I can't remember the last time I smiled,

Before the tears ran and I got lost in the fray.

I hide behind a mask of composure,

So I don't die with every word that you say.

I cry behind closed walls, away from unforgiving strangers;

I can't find the voice inside me to tell them that everything is not fine.

When I shy away from laughing eyes to sit alone and contemplate on secrets I'm not able to off-load,

You look for me and find me alone on the floor, not seeing the hidden weights that drag me down.

Those sympathetic eyes look at me cautiously; you don't know why I'm so quiet.

Of course to you, my friend, I'll always be okay no matter what heart break comes my way.

I have to be fine and not let the lies erode my heart into tiny specks of dust.

If I let the poison that intoxicates my life eat me alive then how can I move past it?

How can I break free of the prison I'm trapped in? How can I run away from the monsters under my bed? How can I stop the voices eating me up inside?

If I put on a brave fast, move past the things that hold me back just for an hour, just for a day then maybe I can pretend that they're not real.
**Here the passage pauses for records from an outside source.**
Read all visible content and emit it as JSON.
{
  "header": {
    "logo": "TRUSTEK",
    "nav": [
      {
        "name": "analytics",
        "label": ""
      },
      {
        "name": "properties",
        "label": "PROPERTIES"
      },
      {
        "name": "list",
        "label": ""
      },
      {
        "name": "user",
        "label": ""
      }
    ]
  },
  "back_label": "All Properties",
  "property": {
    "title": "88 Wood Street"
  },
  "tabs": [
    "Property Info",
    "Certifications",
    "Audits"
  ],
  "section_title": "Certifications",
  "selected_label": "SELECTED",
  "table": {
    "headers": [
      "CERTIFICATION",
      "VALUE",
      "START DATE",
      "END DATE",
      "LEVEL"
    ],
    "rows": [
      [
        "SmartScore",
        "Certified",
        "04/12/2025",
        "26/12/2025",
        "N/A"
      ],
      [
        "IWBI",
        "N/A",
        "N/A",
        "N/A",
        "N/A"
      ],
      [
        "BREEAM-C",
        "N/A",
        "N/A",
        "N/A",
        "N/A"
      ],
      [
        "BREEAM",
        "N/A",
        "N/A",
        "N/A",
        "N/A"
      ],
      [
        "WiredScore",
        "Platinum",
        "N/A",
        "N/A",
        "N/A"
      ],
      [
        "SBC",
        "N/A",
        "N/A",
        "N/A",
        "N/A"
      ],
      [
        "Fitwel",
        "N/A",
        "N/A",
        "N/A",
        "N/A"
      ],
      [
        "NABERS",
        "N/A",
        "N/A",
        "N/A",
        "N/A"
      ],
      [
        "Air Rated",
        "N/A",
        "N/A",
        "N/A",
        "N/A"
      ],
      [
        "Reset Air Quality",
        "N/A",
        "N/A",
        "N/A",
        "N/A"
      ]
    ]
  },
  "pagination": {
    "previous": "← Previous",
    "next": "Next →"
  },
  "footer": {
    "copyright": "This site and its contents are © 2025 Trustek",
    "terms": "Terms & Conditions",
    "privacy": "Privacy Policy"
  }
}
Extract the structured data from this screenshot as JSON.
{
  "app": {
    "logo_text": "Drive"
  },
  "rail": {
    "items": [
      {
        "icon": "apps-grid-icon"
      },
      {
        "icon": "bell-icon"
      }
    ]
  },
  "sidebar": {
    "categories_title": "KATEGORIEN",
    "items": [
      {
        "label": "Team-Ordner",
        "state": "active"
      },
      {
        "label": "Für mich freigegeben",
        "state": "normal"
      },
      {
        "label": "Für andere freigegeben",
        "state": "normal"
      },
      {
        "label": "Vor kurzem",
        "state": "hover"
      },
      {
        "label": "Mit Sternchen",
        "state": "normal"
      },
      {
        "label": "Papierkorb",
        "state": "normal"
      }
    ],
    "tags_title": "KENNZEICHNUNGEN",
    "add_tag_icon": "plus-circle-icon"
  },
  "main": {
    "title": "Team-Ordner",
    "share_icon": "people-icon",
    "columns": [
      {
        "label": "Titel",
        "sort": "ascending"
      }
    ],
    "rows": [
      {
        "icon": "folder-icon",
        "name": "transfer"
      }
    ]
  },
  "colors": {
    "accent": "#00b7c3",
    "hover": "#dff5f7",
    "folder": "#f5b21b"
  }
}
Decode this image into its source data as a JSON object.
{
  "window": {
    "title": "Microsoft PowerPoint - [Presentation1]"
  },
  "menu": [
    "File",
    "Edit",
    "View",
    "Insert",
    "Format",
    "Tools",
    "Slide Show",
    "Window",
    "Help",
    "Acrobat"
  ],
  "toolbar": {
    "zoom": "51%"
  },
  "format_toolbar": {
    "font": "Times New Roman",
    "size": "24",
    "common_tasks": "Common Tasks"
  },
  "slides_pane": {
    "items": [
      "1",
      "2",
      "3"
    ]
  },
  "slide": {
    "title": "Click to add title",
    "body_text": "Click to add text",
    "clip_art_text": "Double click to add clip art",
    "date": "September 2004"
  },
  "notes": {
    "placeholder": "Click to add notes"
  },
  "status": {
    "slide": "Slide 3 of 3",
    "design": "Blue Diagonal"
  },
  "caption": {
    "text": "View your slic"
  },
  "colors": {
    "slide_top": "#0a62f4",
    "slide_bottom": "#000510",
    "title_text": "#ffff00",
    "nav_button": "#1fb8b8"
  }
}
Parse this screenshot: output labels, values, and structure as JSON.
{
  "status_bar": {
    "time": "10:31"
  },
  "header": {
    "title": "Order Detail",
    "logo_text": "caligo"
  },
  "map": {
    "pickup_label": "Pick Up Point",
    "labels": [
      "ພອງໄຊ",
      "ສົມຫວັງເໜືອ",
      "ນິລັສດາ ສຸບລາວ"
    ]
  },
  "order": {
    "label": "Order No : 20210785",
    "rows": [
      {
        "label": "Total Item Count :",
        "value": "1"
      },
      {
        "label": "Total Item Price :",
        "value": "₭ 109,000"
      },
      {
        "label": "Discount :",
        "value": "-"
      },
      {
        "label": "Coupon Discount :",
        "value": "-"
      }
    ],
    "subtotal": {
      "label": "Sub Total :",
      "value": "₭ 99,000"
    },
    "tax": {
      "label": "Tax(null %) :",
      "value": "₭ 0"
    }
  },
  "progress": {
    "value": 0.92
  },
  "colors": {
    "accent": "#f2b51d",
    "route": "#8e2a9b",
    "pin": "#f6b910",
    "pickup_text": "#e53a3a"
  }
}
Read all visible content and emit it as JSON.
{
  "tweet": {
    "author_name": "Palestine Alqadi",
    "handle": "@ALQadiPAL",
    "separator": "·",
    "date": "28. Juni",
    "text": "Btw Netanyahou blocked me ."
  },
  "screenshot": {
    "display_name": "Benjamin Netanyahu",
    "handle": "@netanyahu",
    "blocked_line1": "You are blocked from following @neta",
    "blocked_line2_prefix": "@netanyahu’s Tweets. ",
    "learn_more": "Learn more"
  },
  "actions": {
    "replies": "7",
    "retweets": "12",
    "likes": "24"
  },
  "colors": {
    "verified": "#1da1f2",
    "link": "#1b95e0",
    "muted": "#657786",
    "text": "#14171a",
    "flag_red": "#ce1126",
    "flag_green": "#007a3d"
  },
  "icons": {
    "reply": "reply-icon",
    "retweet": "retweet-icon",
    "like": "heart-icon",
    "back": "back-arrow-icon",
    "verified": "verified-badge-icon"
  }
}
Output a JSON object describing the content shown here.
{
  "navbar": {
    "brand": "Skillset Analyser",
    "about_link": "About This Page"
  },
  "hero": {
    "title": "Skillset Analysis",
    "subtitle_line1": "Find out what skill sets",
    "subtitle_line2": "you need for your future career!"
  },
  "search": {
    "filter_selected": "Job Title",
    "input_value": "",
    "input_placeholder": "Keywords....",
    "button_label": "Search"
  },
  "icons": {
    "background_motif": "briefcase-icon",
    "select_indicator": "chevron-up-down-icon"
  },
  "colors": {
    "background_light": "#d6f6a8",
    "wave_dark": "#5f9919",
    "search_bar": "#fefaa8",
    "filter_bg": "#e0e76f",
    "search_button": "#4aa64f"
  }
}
That they were nightmares.

I feel as empty as a raindrop dripping down my check, walking endless in circles hoping to find some direction to go.

All I can hear is that one question you asked me. I see those soft brown eyes of yours begging me for the truth but how can I tell you?

How can I risk losing you? I know if I told you everything you'd look at me differently.

I would see that flicker of change in your eyes, knowing that you have some preconceived idea that I know fit.

I don't want to lose the ignorance we're floating around and maybe I can try to banish the secrets that lock my lips.

I close my eyes and lay down to the beat of my heart and the tap of the rain and hope just for one night that the shouting inside my head would just stop.